Crude prices were seen trading in the red territory on Monday amid speculations that OPEC members may cut supplies.
Prices for the North American West Texas Intermediate (WTI) crude traded 2.23% lower to $32.89 per barrel on the New York Mercantile Exchange at the time of writing. The European benchmark Brent crude lost 2.14% to $35.22 a barrel on the London-based ICE Futures Europe exchange.
Both crude benchmarks were seen trading slightly higher last week, boosted by predictions that OPEC members would cut their production by almost 5%. Last week, reports surfaced that Iran would not be a part of OPEC’s emergency meeting, however; the Persian Gulf said it would increase exports after sanctions against the country were lifted. Iran are expected to add approximately 400,000 barrels a day to the global production, according to forecast made by analysts.

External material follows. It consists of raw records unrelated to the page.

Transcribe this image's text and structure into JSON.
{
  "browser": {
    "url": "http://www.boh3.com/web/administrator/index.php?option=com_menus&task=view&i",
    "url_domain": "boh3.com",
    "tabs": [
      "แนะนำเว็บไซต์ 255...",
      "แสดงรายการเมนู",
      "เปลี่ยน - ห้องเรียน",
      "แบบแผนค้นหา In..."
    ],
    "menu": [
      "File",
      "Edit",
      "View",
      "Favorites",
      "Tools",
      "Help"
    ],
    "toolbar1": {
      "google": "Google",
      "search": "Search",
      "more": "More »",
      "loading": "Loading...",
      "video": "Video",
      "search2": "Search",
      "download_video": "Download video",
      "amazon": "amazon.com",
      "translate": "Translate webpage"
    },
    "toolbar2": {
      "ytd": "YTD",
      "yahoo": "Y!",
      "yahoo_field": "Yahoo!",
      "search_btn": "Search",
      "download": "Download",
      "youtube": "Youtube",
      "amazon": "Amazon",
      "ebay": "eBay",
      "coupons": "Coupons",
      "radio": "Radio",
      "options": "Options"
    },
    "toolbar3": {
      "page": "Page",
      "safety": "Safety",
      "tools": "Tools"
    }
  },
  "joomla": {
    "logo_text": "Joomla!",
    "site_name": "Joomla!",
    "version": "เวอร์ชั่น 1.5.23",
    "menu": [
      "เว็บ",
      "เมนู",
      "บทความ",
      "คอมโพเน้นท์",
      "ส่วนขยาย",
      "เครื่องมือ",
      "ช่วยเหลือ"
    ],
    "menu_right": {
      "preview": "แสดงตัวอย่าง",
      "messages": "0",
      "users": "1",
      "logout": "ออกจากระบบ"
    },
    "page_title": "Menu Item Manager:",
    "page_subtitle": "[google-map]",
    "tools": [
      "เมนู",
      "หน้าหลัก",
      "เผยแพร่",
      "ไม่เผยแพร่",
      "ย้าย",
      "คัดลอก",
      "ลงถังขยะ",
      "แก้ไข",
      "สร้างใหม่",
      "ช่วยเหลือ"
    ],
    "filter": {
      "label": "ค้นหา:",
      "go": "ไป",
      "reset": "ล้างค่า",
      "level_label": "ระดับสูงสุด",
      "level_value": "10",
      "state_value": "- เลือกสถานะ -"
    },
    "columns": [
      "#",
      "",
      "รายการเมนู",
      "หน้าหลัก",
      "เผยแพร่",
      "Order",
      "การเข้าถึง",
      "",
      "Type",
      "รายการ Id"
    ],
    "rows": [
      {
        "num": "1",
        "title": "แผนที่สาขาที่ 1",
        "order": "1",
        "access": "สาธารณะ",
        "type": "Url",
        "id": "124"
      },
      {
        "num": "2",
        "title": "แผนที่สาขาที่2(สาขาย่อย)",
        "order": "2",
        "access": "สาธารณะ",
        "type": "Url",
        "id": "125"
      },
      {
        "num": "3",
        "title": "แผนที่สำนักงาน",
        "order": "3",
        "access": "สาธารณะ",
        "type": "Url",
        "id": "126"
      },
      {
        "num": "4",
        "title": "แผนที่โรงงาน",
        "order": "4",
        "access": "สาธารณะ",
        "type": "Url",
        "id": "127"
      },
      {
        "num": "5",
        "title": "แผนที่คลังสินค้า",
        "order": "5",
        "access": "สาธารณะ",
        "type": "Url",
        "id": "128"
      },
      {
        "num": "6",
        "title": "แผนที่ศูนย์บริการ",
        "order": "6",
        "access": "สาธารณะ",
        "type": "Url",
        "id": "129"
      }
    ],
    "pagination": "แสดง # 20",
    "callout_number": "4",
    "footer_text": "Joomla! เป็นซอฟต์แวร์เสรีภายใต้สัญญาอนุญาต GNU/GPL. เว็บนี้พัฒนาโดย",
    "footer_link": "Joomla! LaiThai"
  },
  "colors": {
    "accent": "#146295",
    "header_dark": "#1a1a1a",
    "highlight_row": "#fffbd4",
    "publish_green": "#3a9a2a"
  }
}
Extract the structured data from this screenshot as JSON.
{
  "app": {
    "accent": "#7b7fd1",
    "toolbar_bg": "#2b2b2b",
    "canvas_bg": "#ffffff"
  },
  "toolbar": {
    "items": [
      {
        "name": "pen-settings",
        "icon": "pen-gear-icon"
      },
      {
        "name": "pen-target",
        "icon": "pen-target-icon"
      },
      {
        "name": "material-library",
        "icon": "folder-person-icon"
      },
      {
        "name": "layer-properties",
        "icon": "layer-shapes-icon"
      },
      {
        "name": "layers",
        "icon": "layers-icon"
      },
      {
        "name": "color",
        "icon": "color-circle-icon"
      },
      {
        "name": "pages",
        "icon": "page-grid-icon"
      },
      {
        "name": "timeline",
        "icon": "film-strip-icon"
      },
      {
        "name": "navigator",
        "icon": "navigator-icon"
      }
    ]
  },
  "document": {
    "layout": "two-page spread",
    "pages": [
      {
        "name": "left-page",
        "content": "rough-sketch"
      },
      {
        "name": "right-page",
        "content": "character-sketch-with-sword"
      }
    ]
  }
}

Reports revealed that crude inventories in the US climbed by 8.38 million barrels to 494.92 million barrels in the week ending January 22, according to the Energy Information Administration. Crude production from OPEC (Organization of the Petroleum Exporting Countries) has climbed to 32.60 million barrels per day in January, as Iraq and Saudi Arabia increased their output.
Meanwhile, Baker Hughes released reports that showed that the number of oil rig counts dropped by 12 to a total of 498.